Wits Vuvuzela spoke to photographer Matt Kay, whose photographic exhibition “The Front” opened at the Market Photography Workshop in Newtown on March 25. The exhibition showcases the diverse activity on the beaches of the KwaZulu-Natal coastline.

A LOCAL PHOTOGRAPHIC NARRATIVE: Students and lecturers of photography came to the Market Photography Workshop in Newtown to experience Matt Kay’s exhibition on Kwa Zulu-Natal’s coastline. Photo: Michelle Gumede
Matt Kay has had an extraordinary year. Not only did he receive the 2014 Tierney Fellowship, which supports young photographers to produce a body of work over the course of a year, but he was also mentored by renowned South African photographer David Goldblatt.
“I grew up in Nottingham road in Natal, it’s my memories of Durban that inspired this body of work,” Kay said. His previous works were about public spaces, particularly malls, and the beach seemed to be a natural progression from there.
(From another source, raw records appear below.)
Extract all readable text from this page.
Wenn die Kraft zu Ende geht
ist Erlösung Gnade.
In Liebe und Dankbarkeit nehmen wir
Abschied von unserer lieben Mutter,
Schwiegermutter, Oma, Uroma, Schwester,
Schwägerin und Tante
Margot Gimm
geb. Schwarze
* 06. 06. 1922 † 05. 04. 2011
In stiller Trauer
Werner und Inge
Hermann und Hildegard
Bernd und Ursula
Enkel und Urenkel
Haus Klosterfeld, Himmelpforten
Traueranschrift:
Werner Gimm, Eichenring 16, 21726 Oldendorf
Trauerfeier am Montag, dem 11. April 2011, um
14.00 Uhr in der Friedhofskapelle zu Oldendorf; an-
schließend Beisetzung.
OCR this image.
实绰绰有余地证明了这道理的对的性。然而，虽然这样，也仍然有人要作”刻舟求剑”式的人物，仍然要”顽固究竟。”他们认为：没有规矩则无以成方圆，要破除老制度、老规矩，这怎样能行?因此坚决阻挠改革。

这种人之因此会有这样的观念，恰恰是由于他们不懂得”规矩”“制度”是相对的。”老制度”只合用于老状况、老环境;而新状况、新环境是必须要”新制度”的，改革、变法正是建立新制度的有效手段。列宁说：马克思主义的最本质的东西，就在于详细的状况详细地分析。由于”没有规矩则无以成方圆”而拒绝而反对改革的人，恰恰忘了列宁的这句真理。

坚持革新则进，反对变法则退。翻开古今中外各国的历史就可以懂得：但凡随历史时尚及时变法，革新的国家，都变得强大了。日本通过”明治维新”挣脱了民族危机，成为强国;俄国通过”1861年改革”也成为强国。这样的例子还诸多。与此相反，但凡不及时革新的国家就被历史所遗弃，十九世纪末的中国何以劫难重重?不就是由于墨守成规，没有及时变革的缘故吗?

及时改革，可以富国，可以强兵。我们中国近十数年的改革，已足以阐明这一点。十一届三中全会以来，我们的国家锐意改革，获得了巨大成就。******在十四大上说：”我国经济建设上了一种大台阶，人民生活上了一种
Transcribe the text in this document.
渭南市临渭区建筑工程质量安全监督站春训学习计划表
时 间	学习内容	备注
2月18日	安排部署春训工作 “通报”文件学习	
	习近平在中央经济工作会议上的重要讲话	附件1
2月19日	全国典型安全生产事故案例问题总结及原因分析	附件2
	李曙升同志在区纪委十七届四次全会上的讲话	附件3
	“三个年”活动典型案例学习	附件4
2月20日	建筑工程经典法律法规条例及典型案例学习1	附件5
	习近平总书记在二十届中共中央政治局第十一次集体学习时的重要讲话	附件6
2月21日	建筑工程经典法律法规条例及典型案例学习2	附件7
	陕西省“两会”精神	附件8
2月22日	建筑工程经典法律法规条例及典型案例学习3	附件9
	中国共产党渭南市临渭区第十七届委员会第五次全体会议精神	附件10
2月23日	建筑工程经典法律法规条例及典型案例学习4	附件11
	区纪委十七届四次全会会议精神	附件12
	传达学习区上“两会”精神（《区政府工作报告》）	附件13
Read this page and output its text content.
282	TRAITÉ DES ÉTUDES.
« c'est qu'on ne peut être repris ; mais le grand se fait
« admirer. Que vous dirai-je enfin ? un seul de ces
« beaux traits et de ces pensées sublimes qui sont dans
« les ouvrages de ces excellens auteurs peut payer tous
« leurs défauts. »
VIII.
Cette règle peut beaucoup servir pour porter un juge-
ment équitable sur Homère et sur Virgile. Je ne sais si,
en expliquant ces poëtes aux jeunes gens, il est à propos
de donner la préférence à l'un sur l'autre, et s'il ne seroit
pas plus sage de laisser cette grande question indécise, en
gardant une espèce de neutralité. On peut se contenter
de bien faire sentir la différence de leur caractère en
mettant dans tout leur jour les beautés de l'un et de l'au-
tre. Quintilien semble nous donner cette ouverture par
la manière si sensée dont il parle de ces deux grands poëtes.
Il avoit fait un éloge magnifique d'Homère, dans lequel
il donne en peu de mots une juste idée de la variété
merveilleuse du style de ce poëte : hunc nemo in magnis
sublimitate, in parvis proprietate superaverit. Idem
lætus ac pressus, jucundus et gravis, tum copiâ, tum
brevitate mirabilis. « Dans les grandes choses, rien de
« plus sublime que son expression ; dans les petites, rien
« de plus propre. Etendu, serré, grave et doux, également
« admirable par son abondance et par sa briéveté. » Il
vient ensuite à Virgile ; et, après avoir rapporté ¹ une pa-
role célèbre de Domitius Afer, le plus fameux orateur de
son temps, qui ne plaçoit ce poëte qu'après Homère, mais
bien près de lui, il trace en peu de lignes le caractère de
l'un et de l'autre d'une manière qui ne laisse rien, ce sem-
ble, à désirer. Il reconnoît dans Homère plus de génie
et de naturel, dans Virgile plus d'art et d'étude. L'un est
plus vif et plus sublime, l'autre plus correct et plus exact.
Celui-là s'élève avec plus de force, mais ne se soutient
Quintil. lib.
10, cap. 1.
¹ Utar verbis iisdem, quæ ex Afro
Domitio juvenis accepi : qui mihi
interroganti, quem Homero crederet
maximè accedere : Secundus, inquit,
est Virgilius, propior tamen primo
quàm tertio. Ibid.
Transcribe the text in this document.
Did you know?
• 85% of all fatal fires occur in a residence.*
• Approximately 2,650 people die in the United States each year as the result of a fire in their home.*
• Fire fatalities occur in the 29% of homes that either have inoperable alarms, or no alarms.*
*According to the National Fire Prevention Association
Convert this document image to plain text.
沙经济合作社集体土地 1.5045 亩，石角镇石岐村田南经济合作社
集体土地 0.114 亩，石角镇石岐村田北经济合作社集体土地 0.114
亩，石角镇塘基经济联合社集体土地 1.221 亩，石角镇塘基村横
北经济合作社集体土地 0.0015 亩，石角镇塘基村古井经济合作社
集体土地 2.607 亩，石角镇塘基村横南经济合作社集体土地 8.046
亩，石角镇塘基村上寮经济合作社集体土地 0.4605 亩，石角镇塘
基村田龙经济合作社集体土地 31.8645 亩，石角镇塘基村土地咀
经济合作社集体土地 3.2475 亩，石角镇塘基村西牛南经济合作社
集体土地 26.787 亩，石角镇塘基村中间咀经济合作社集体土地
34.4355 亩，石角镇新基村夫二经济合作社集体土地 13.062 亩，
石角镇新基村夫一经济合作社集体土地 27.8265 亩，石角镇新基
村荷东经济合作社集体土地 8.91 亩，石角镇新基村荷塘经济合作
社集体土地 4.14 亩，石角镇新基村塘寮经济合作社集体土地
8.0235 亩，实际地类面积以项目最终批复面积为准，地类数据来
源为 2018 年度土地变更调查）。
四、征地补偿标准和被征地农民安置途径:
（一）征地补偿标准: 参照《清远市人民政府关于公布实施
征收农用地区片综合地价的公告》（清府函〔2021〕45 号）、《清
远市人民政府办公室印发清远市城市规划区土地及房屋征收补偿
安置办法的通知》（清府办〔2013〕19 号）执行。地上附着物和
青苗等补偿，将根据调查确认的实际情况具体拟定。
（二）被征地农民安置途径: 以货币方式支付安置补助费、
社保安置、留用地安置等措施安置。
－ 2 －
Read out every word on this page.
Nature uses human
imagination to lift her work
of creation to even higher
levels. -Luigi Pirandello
With images that span the 15 beaches of Durban’s coastline, Kay ‘s exhibition captures the peculiar actions and behaviors of people and nature on the beach. “I wanted to capture and highlight some of the things that I don’t understand, they captivate and interest me”.
“Powerful pictures have details,” said Kay. His photographic representations offer detailed accounts of a multitude of isolated and communal activity from religious baptisms, old women taking a dip in the ocean to dilapidated sand statues.

BEACH LIFE: Photographer Matt Kay has showcased life on the beach through his exhibition on the beaches of Durban, KwaZulu-Natal. Photo: Samantha Camara.
“It is important to document the coastline now, because the sea moves and change is inevitable, that’s why it must be captured now.”
Having left South Africa in 2004 to travel around the world to places like the Caribbean, Kay returned to find a Durban that had become what he calls a “showpiece for tourism”. Something that he says is not reflective of the daily lives of individuals occupying the space.
He lamented that he “deliberately tried to avoid race”, in his work but conceded that one cannot escape the socio-political and historic background of KwaZulu-Natal.
The artist hopes that he represented the space as honestly as possible and that tourists and South Africans alike will start seeing the space in more layered and meaningful way as opposed to the pristine, generic and “kinda fake” way that the space has been represented.